Ampliação do porto de São Sebastião: múltiplas faces do mesmo problema ambiental

mapa araca 1 678x381Publicado originalmente em AUN 13/06/2017

Em tempos de descaso ambiental, pesquisadores dedicam grande parte de suas vidas tentando descobrir quais são as melhores formas de se conservar um ecossistema. Baseando-se na premissa de que, na natureza, muitas instâncias estão relacionadas, Mariana Andrade, pesquisadora do Instituto Oceanográfico (IO) da USP, está utilizando um princípio chamado Ecosystem Based Management (EBM) para levantar hipóteses a respeito da percepção de impactos que uma construção pode causar na Baía do Araçá, em São Sebastião, São Paulo.

O EBM é uma maneira de entender um lugar a partir de processos que nele ocorrem. Para isso, exploram-se informações sobre a biodiversidade, a população, as instituições, as políticas e as normas da região. “Unindo tudo, conseguimos ter uma noção mais holística do ecossistema e de possíveis estratégias a serem usadas para o manejo desse ambiente. Assim, a gestão é pensada como um todo, não apenas tendo como base um setor específico”, pontua Mariana.

O Porto de São Sebastião, localizado no Litoral Norte paulista, está em atividade desde 1955. No entanto, nos últimos anos, aconteceram tentativas de ampliação da estrutura. Os projetos afetariam diretamente a região da Baía do Araçá — local destinado a pesca e lazer dos caiçara.

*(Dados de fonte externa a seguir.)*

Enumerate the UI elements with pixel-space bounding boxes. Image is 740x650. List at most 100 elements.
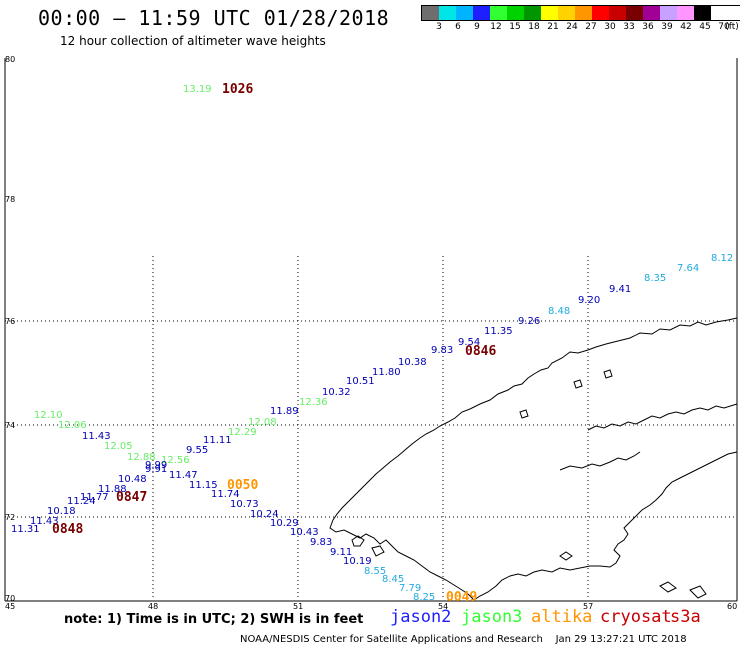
swh-value: 9.83 [310,537,332,548]
colorbar-label: 3 [436,22,442,32]
swh-value: 11.47 [169,470,198,481]
colorbar-label: 6 [455,22,461,32]
legend-altika: altika [531,607,593,627]
colorbar-swatch [507,6,524,20]
colorbar-swatch [677,6,694,20]
swh-value: 11.43 [82,431,111,442]
lon-tick-57: 57 [583,602,593,611]
swh-value: 9.11 [330,547,352,558]
wave-height-colorbar: 3 6 9 12 15 18 21 24 27 30 33 36 39 42 45 70 (ft) [421,5,740,33]
island-3 [559,551,573,561]
colorbar-label: 30 [604,22,616,32]
swh-value: 10.19 [343,556,372,567]
coastline-inner [473,451,738,601]
island-4 [659,581,677,593]
colorbar-swatch [660,6,677,20]
colorbar-label: 36 [642,22,654,32]
pass-time-label: 0848 [52,522,83,537]
swh-value: 8.55 [364,566,386,577]
colorbar-labels: 3 6 9 12 15 18 21 24 27 30 33 36 39 42 45 70 (ft) [421,21,740,33]
swh-value: 11.89 [270,406,299,417]
island-5 [689,585,707,599]
swh-value: 8.12 [711,253,733,264]
swh-value: 9.83 [431,345,453,356]
pass-time-label: 0050 [227,478,258,493]
colorbar-label: (ft) [725,22,739,32]
map-subtitle: 12 hour collection of altimeter wave hei… [60,34,326,48]
colorbar-label: 24 [566,22,578,32]
colorbar-swatch [609,6,626,20]
swh-value: 7.79 [399,583,421,594]
colorbar-label: 33 [623,22,635,32]
swh-value: 10.29 [270,518,299,529]
swh-value: 11.15 [189,480,218,491]
swh-value: 10.32 [322,387,351,398]
swh-value: 10.51 [346,376,375,387]
colorbar-swatch [558,6,575,20]
swh-value: 9.26 [518,316,540,327]
legend-s3a: s3a [670,607,701,627]
swh-value: 11.24 [67,496,96,507]
lat-tick-76: 76 [5,317,15,326]
colorbar-label: 9 [474,22,480,32]
lon-tick-60: 60 [727,602,737,611]
swh-value: 11.77 [80,492,109,503]
swh-value: 12.05 [104,441,133,452]
swh-value: 12.88 [127,452,156,463]
lat-tick-78: 78 [5,195,15,204]
swh-value: 13.19 [183,84,212,95]
colorbar-swatch [524,6,541,20]
island-6 [519,409,529,419]
legend-jason2: jason2 [390,607,452,627]
swh-value: 11.80 [372,367,401,378]
swh-value: 8.35 [644,273,666,284]
legend-cryosat: cryosat [600,607,672,627]
colorbar-label: 39 [661,22,673,32]
swh-value: 7.64 [677,263,699,274]
island-8 [603,369,613,379]
swh-value: 11.35 [484,326,513,337]
swh-value: 10.24 [250,509,279,520]
lat-tick-80: 80 [5,55,15,64]
lon-tick-51: 51 [293,602,303,611]
colorbar-label: 12 [490,22,502,32]
pass-time-label: 0847 [116,490,147,505]
swh-value: 8.48 [548,306,570,317]
pass-time-label: 0049 [446,590,477,605]
swh-value: 10.38 [398,357,427,368]
colorbar-swatch [439,6,456,20]
colorbar-label: 21 [547,22,559,32]
swh-value: 12.29 [228,427,257,438]
swh-value: 11.11 [203,435,232,446]
colorbar-label: 70 [718,22,730,32]
coastline-bay [559,451,641,471]
colorbar-swatch [422,6,439,20]
pass-time-label: 1026 [222,82,253,97]
lat-tick-74: 74 [5,421,15,430]
lat-tick-72: 72 [5,513,15,522]
colorbar-label: 42 [680,22,692,32]
colorbar-swatch [541,6,558,20]
lon-tick-54: 54 [438,602,448,611]
swh-value: 11.88 [98,484,127,495]
credit-line: NOAA/NESDIS Center for Satellite Applica… [240,634,687,645]
colorbar-label: 18 [528,22,540,32]
swh-value: 9.54 [458,337,480,348]
swh-value: 9.91 [145,464,167,475]
colorbar-label: 27 [585,22,597,32]
coastline-fjords [587,403,738,431]
swh-value: 8.25 [413,592,435,603]
colorbar-swatch [575,6,592,20]
legend-jason3: jason3 [461,607,523,627]
lat-tick-70: 70 [5,594,15,603]
swh-value: 10.73 [230,499,259,510]
colorbar-swatch [694,6,711,20]
axis-labels: 45 48 51 54 57 60 80 78 76 74 72 70 [5,55,737,611]
colorbar-swatch [626,6,643,20]
colorbar-label: 15 [509,22,521,32]
footer-note: note: 1) Time is in UTC; 2) SWH is in fe… [64,612,364,627]
colorbar-swatch [473,6,490,20]
lon-tick-45: 45 [5,602,15,611]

Em um primeiro momento, cogitou-se sobrepor o Araçá por meio de um aterro. Frente ao descontentamento da população, como alternativa, foi proposto a construção do Porto sobre estacas e lajes sobre a lâmina d’água da Baía do Araçá. Esta nova proposta não deixou moradores locais menos descontentes com a possibilidade de perder os acessos e usos daquela área. Pesquisas desenvolvidas pelo Instituto Oceanográfico (IO) da USP e outras universidades atestaram que o dano ambiental não seria reduzido de maneira considerável.

Assim, por meio de reclamações legais, moradores e pesquisadores conseguiram evitar que a ideia prosseguisse, atuando junto ao Ministério Público para suspender a licença de operação que o Porto de São Sebastião tinha para executar a expansão.

Por dentro do problema

A concepção do EBM pode ser feita por inúmeros mecanismos, basta abordar o problema de maneira integrada, buscando acesso a informações vindas de diversos setores, como o social, ambiental, jurídico, entre outros, simultaneamente. Segundo Mariana, a maneira mais lógica para se incorporar essa gama de conhecimentos, perante situações delicadas como essa, é desenvolver o trabalho de forma participativa.

Assim, reuniões com a comunidade local, realizadas como parte das pesquisas do Projeto Biota-Fapesp/Araçá nos últimos 4 anos, serviram para promover uma espécie de aprendizagem social, fazendo com que os próprios participantes da situação, individualmente, entendam-a e, de maneira coletiva, tomem decisões. Pensando no grupo, a população local conseguirá se organizar e desenvolver alguma estratégia de gestão, por meio da formação de ONGs ou grupos de ação, por exemplo.

O papel de Mariana é um pouco diferente. Para concluir seu estudo, a pesquisadora levanta hipóteses, por meio de entrevistas, sobre as diversas relações que pessoas, de distintos nichos relacionados ao problema, possuem com aquela região. Segundo ela, ainda que não existam conclusões, estima-se que pessoas mais ligadas ao Araçá, como aquelas que moram ou estudam na região, percebem os impactos e mudanças com mais facilidade e naturalidade, entendendo que essa estrutura a ser instalada altera processos complexos do ecossistema, como circulação e movimentação da biodiversidade.

“Sobre o Araçá, estamos tratando de um local de reprodução, com diversos processos ecossistêmicos”, completa. “Esse é meu objetivo no projeto: compreender as diferentes maneiras que as pessoas entendem os impactos de transformações ambientais como essa, tendo como pano de fundo uma noção de ecossistema conectado”.